Nesse quarto ano, Phillip (Matthew Rhys) e Elizabeth Jennings (Keri Russell) precisam lidar com as consequências da confissão de Paige (Holly Taylor) ao Pastor Tim (Kelly AuCoin), que agora sabe da aliança dos pais da menina à União Soviética. Enquanto isso, um novo informante ligado a área de guerra biológica, William (Dylan Baker). surge para complicar as coisas e trazer ameaças mortais para os Jennings, e a trama envolvendo Martha (Alison Wright) começa a chegar a sua potencialmente devastadora conclusão.

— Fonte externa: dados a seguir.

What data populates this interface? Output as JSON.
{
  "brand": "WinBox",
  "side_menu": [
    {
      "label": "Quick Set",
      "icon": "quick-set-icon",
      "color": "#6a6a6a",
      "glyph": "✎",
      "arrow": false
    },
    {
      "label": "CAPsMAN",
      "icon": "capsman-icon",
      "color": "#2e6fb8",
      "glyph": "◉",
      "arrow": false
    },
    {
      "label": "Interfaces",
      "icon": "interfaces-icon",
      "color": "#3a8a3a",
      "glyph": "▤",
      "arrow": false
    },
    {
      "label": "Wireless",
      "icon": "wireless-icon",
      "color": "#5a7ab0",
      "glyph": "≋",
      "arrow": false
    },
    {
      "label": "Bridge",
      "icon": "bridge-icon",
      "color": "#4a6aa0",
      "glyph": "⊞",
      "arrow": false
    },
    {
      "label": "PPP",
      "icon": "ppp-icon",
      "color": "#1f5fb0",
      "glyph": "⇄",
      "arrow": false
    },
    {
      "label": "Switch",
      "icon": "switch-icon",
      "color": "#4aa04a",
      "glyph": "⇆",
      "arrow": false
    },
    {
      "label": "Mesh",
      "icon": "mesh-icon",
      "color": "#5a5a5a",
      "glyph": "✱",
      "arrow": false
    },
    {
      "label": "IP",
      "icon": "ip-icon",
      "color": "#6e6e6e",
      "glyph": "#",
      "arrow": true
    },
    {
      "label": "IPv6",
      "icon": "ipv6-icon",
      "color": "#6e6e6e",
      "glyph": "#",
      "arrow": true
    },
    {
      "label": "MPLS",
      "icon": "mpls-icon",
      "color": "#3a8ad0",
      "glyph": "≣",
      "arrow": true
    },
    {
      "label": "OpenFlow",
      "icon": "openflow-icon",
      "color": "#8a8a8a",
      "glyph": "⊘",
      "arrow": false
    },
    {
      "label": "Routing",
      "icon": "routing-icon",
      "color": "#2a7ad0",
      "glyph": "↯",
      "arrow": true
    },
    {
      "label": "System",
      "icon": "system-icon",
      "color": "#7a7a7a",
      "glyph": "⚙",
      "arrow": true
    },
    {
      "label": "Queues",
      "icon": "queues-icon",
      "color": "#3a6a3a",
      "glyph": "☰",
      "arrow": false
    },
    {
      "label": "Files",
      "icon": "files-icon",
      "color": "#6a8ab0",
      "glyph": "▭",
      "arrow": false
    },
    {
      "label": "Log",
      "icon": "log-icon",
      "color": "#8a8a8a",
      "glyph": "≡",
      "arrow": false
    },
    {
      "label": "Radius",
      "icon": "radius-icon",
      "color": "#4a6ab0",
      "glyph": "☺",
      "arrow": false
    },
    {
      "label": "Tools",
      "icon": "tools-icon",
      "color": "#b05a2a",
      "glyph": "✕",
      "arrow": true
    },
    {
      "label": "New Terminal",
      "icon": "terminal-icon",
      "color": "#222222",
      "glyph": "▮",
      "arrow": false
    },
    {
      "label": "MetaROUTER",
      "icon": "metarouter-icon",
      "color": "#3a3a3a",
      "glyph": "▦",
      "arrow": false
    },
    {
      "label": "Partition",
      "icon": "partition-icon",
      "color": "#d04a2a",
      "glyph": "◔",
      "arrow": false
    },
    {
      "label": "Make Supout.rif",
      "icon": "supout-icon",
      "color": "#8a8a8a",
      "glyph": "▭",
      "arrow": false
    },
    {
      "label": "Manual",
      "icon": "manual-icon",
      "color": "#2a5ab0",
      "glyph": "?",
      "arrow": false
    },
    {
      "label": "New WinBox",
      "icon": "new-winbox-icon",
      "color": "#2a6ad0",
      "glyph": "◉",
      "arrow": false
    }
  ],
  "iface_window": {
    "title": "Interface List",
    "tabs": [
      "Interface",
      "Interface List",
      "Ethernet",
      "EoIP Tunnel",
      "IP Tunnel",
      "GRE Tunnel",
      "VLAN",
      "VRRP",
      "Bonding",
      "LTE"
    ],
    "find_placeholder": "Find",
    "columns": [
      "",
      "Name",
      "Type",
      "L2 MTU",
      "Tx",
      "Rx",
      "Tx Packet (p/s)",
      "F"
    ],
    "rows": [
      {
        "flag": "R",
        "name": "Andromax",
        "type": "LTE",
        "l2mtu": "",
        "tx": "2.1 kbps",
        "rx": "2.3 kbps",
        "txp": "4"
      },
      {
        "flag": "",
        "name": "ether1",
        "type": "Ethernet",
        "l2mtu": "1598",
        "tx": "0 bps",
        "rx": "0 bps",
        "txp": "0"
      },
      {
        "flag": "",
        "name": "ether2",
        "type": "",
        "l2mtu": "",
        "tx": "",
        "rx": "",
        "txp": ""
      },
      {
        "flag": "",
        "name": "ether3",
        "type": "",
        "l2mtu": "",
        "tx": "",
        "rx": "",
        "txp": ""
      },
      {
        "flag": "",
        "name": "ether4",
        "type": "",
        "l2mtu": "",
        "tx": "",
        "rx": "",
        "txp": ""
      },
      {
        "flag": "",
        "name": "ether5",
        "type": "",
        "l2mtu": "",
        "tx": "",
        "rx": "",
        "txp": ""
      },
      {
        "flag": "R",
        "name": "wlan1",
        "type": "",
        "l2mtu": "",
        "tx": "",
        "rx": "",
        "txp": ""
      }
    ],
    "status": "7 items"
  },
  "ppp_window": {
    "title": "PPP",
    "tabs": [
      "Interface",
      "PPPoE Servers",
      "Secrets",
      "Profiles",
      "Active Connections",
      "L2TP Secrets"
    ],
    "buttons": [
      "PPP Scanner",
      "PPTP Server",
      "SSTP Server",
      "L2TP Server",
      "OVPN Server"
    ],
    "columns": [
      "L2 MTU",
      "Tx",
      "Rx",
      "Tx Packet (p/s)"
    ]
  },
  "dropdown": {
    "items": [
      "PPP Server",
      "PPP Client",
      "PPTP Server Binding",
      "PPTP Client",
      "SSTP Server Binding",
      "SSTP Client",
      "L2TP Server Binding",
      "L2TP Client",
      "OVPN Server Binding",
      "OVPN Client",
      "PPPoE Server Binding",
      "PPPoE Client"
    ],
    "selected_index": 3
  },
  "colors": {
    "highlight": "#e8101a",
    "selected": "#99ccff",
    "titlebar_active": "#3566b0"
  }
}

A forma como as coisas se desenvolvem no episódio final, “Persona Non Grata” (4x13), é um testamento da coragem de The Americans em ser moralmente ambígua, da clareza de sua visão dos personagens e da trama, e de seu comprometimento com uma narrativa essencialmente adulta, que não nos dá situações mastigadas e fáceis de digerir. O mundo de The Americans é caótico, e nem sempre certo e errado estão exatamente claros no campo de batalha silencioso de nossos personagens – não é fácil de assistir, mas é genial e tremendamente honesto com a nossa realidade.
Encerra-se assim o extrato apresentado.